We don’t know much about Inception except that it’s loosely science-fiction – it takes place within “the architecture of the mind”. That bodes badly for a Best Picture Nomination, but doesn’t rule out a nomination in the Director category, not least of which for an established director. Look at Peter Weir (The Truman Show) or Stanly Kubrick (2001). So, not as solid gold as a Nelson Mandela biopic or a damned holocaust film, but not a dealbreaker.

Guy Pearce, Used Car Salesman

Guy Pearce, Used Car Salesman

The cast is pretty solid. Leonardo diCaprio and Ellen Page have received Oscar nominations, but never won. This will mark Michael Caine’s fourth consecutive film with Nolan. And there’s some pretty solid support there from Joseph Gordon-Levitt (who has always been a respectable performer, if not a box office giant – though he is filling in from the increasingly-taken-seriously James Franco) and Cillian Murphy (who has yet to give a performance for an American audience that establishes him as a bona fides actor – The Wind That Shakes the Barley, Breakfast on Pluto, 28 Days Later and Intermission were all Irish or English films). So, a very respectable cast, if not quite Oscar-laiden. There’s also the release date to be considered – based on filming news and the guestimated scheduling of other films (read: Warner Brothers will want Batman 3 for Summer 2011), fate would seem to point to an early 2010 release date. Which is good for those of us dying to see it, but bad for the film’s Oscar chances.

And now the moment of truth. My best guess: no Best Picture nomination, no Best Director nomination, possibly a Screenplay nomination. The film will be out of Hollywood’s very short-term memory come the 2010/2011 awards season. It’s that simple. Over the past few years, every Best Picture nominee has been released in the last three months of the year. This has led to a ridiulous glut of awardsfare over a ridiculously cramped period, but as long as it continues to happen, the powers that be will continue to take it for granted. And as long as the powers that be take it for granted, the longer studios will continue to release in that narrow window. It’s a viscious cycle.

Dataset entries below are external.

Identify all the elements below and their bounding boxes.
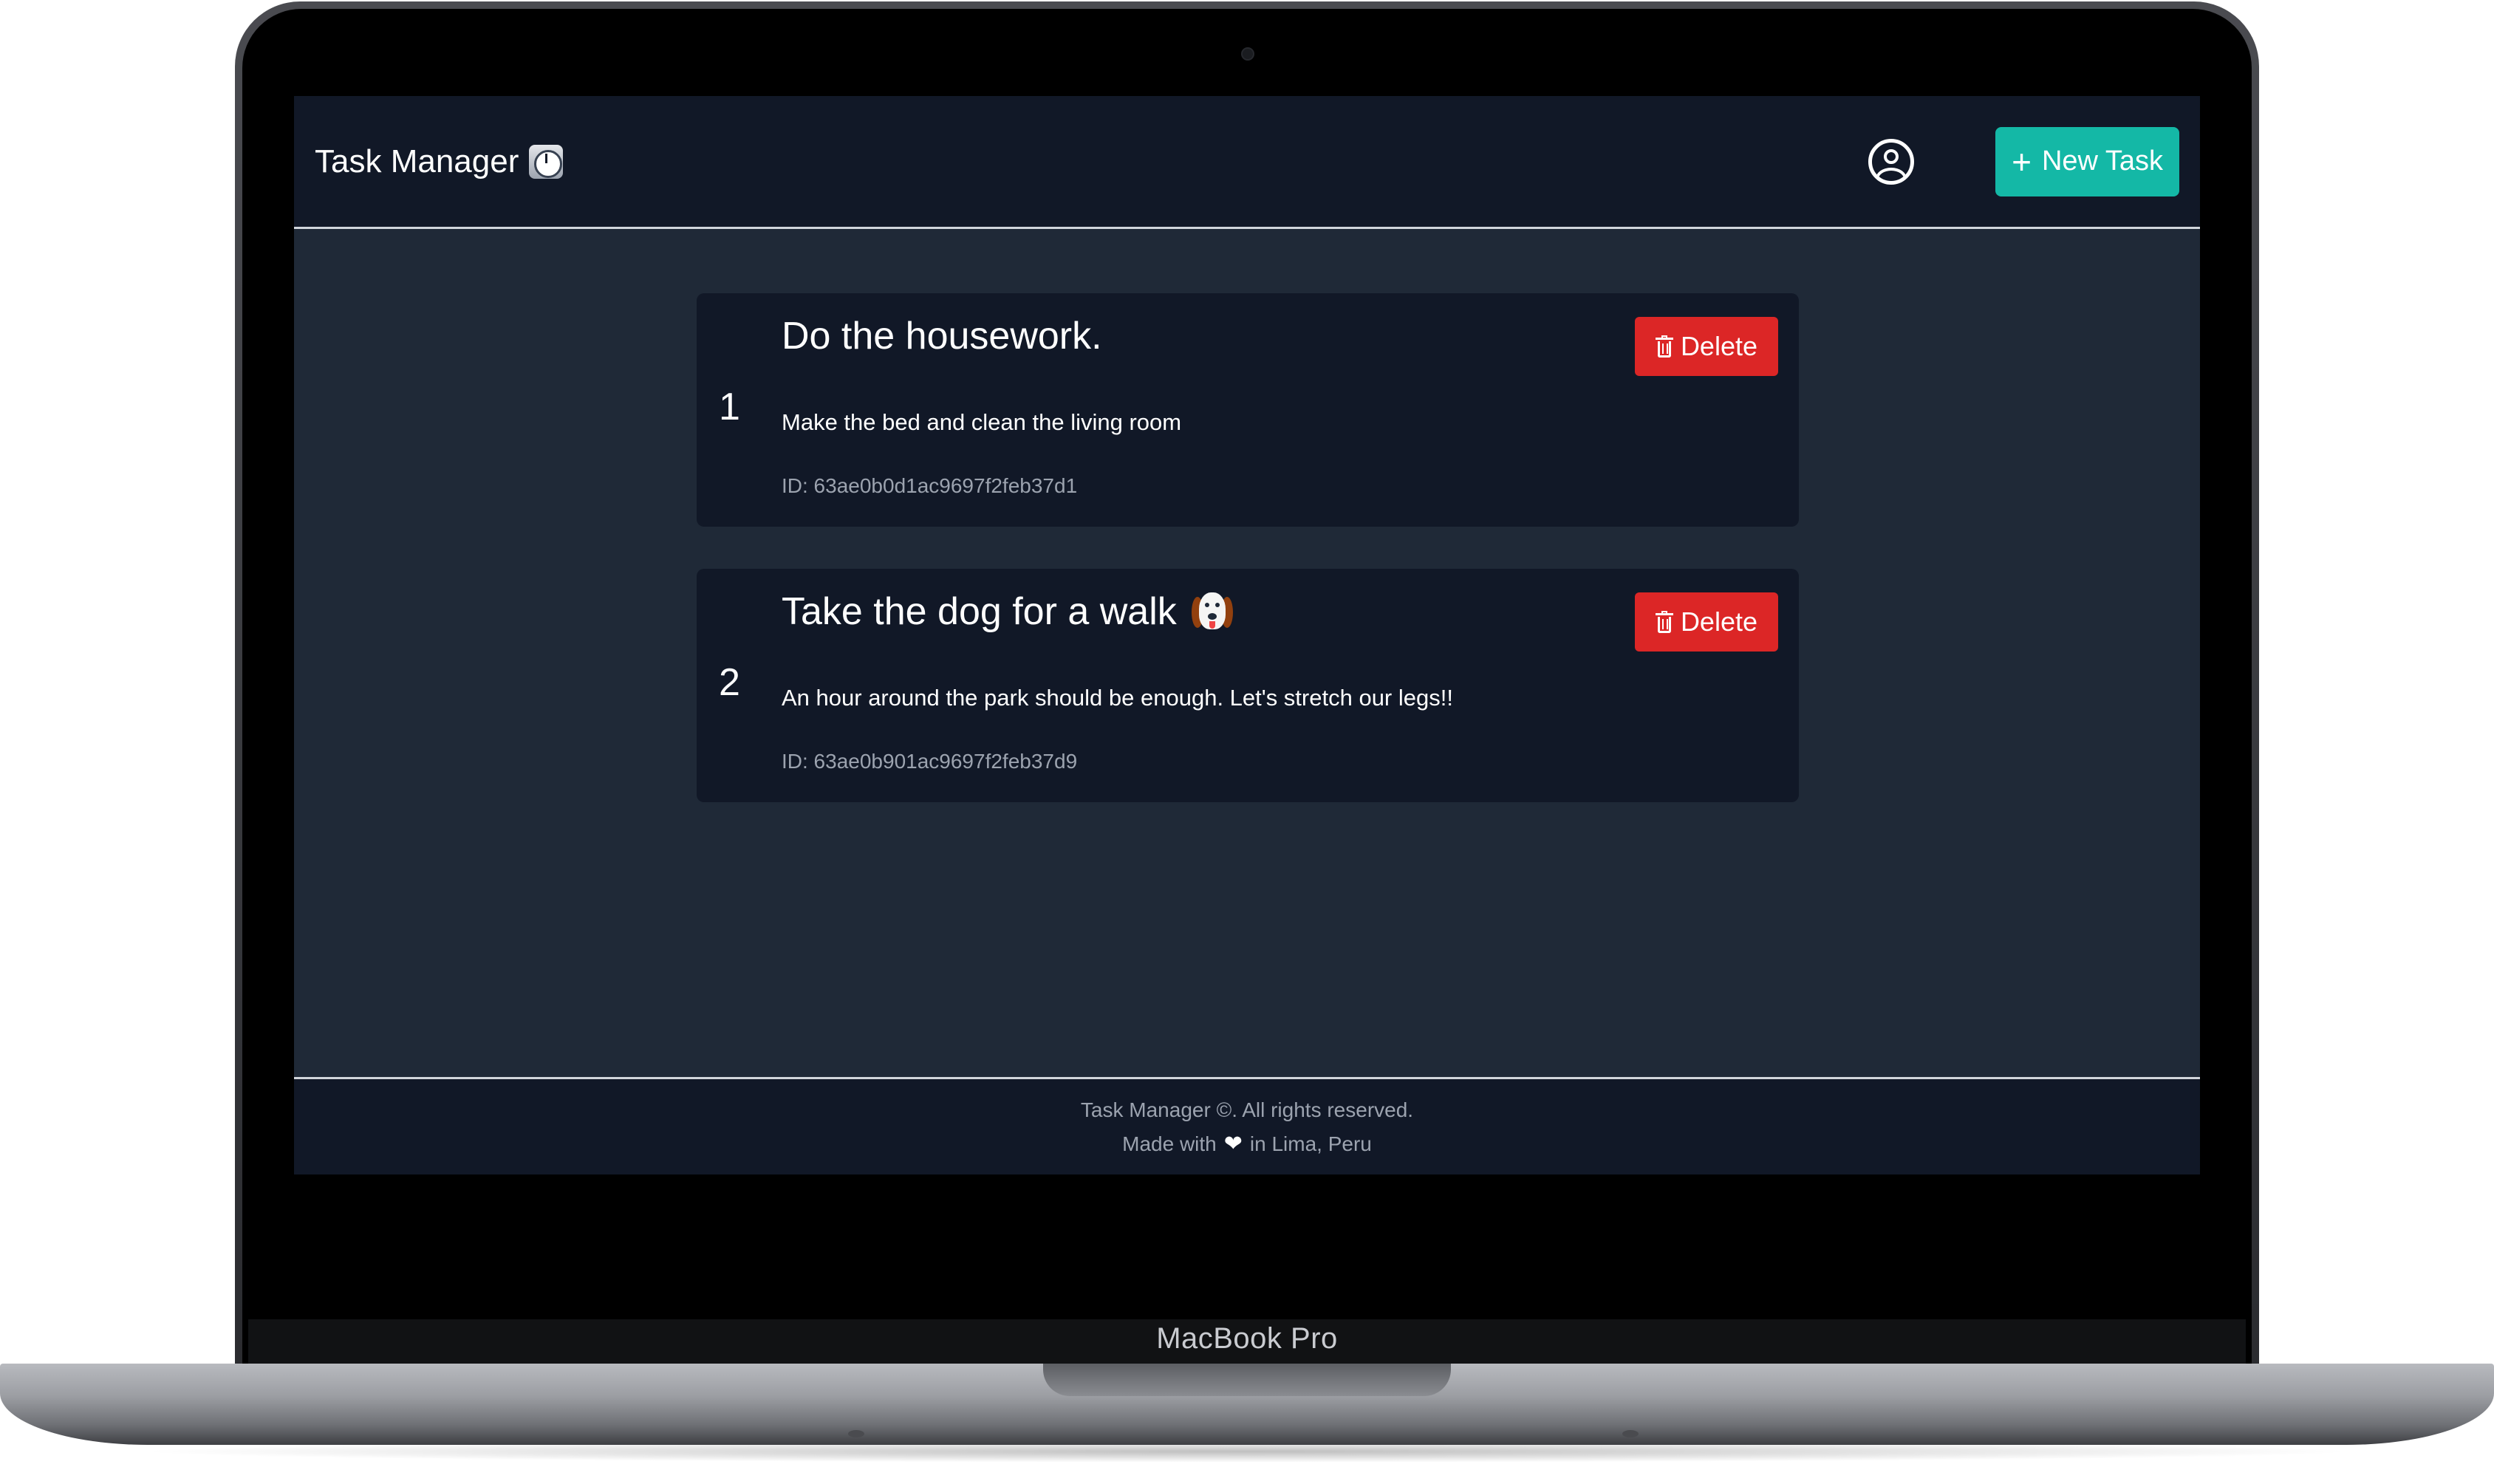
task-title: Do the housework. [782, 314, 1102, 358]
new-task-label: New Task [2041, 146, 2163, 177]
app-title-text: Task Manager [315, 143, 519, 179]
delete-label: Delete [1680, 606, 1757, 637]
trash-icon [1655, 335, 1673, 358]
delete-label: Delete [1680, 331, 1757, 361]
task-index: 1 [719, 386, 740, 428]
task-title: Take the dog for a walk [782, 589, 1233, 634]
heart-icon: ❤ [1223, 1131, 1243, 1156]
task-card: 2 Take the dog for a walk An hour around… [697, 569, 1799, 802]
task-description: Make the bed and clean the living room [782, 409, 1182, 435]
footer: Task Manager ©. All rights reserved. Mad… [294, 1077, 2200, 1174]
user-account-icon[interactable] [1868, 138, 1915, 185]
app-title[interactable]: Task Manager [315, 143, 564, 180]
task-title-text: Take the dog for a walk [782, 590, 1177, 633]
app-window: Task Manager + New Task 1 Do the housewo… [294, 96, 2200, 1174]
task-id: ID: 63ae0b0d1ac9697f2feb37d1 [782, 474, 1078, 497]
plus-icon: + [2012, 142, 2032, 181]
laptop-foot [1622, 1430, 1639, 1437]
device-label: MacBook Pro [1156, 1322, 1338, 1355]
task-description: An hour around the park should be enough… [782, 685, 1453, 711]
new-task-button[interactable]: + New Task [1995, 126, 2179, 196]
task-title-text: Do the housework. [782, 315, 1102, 358]
task-card: 1 Do the housework. Make the bed and cle… [697, 293, 1799, 527]
task-id: ID: 63ae0b901ac9697f2feb37d9 [782, 750, 1078, 773]
navbar: Task Manager + New Task [294, 96, 2200, 229]
delete-task-button[interactable]: Delete [1634, 317, 1778, 376]
laptop-notch [1043, 1364, 1451, 1396]
task-index: 2 [719, 661, 740, 704]
laptop-foot [848, 1430, 864, 1437]
device-mockup: Task Manager + New Task 1 Do the housewo… [0, 0, 2494, 1484]
task-list: 1 Do the housework. Make the bed and cle… [294, 229, 2200, 1077]
clock-icon [529, 144, 564, 179]
dog-face-icon [1191, 589, 1233, 634]
delete-task-button[interactable]: Delete [1634, 592, 1778, 652]
footer-made-with: Made with ❤ in Lima, Peru [1122, 1131, 1372, 1156]
trash-icon [1655, 611, 1673, 633]
footer-copyright: Task Manager ©. All rights reserved. [1080, 1098, 1414, 1121]
camera-icon [1241, 47, 1254, 61]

Besides, edgy films in underappreciated genres tend to have better luck in the writing categories (both winning and acheiving nominations).I readily admit that I might be getting ahead of myself here – it’s quite possible that the film may suck, but I doubt it. Besides, it’s just as likely that Daniel Day-Lewis’ next film could be a dud or that Clint Eastwood could forgt how to direct drama. Nolan’s record (Momento, Insomnia, Batman Begins, The Prestige, The Dark Knight) stands to him, and at least gives him the benefit of the doubt. I’m looking forward to the film as one of the highlights of 2010.

Well, that was fun. Now I don’t feel so bad speculating about the 2010 Oscar ceremony!